今回の血統解説は銀河賞を制したアカダケキング。父アジアテンリュウ,母森姫。中標津町伊藤速氏の生産馬。

父はアジアテンリュウ。1990年生まれで現役時代の成績は42戦2勝。正直言ってあまり目立たない成績でした。2シーズン走ったところで繁殖入りしています。ただ,弟にヨシノロイヤル(198戦22勝),おじにホッカイハヤテ(120戦18勝,種雄馬)と,血統的にはそれなり実績のある系統。繁殖入りしてからも競走登録されている産駒はそれほど多くありませんが,能力検定の合格率はなかなかのもので,このへんは仕上がりの早いブルトン系の父タカラユーホ(157戦14勝)の影響が出ているのかなと思います。アカダケキングが11世代目にして初の重賞勝ち馬となりました。
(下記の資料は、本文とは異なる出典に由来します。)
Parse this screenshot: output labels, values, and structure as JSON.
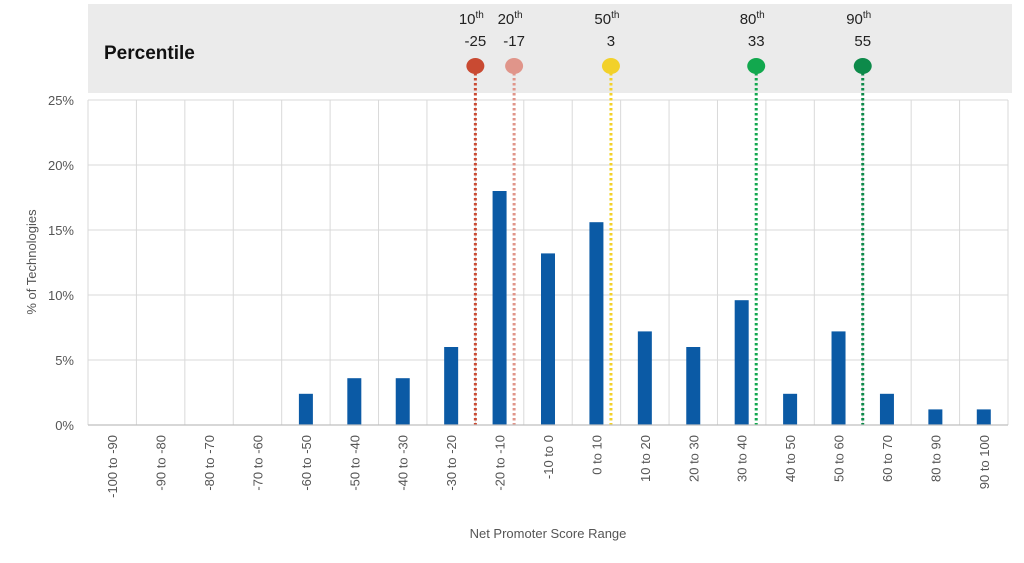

母はペルシュロン系の森姫。アカダケキングの兄弟で競走馬デビューを果たせた馬はいません。祖母エスカイイヤースミスジユデイは輸入牝馬ですが,名前を見た感じフランスではなく北米産ではないかと思います。近親はアカダケキングからみておじにネムロウンリユウ,いとこにアサイシャード(180戦15勝),いとこの仔にクレシェンドスター(116戦18勝)あたり。

アカダケキングの5代血統表。ペルシュロン系の肌にペルシュロンの影響が少ないアジアテンリュウという組み合わせは雑種強勢を活かした配合ですね。父母ともに高齢の組み合わせということもあり,今の4歳馬としてはちょっと珍しいクラシカルな血統といえるかと。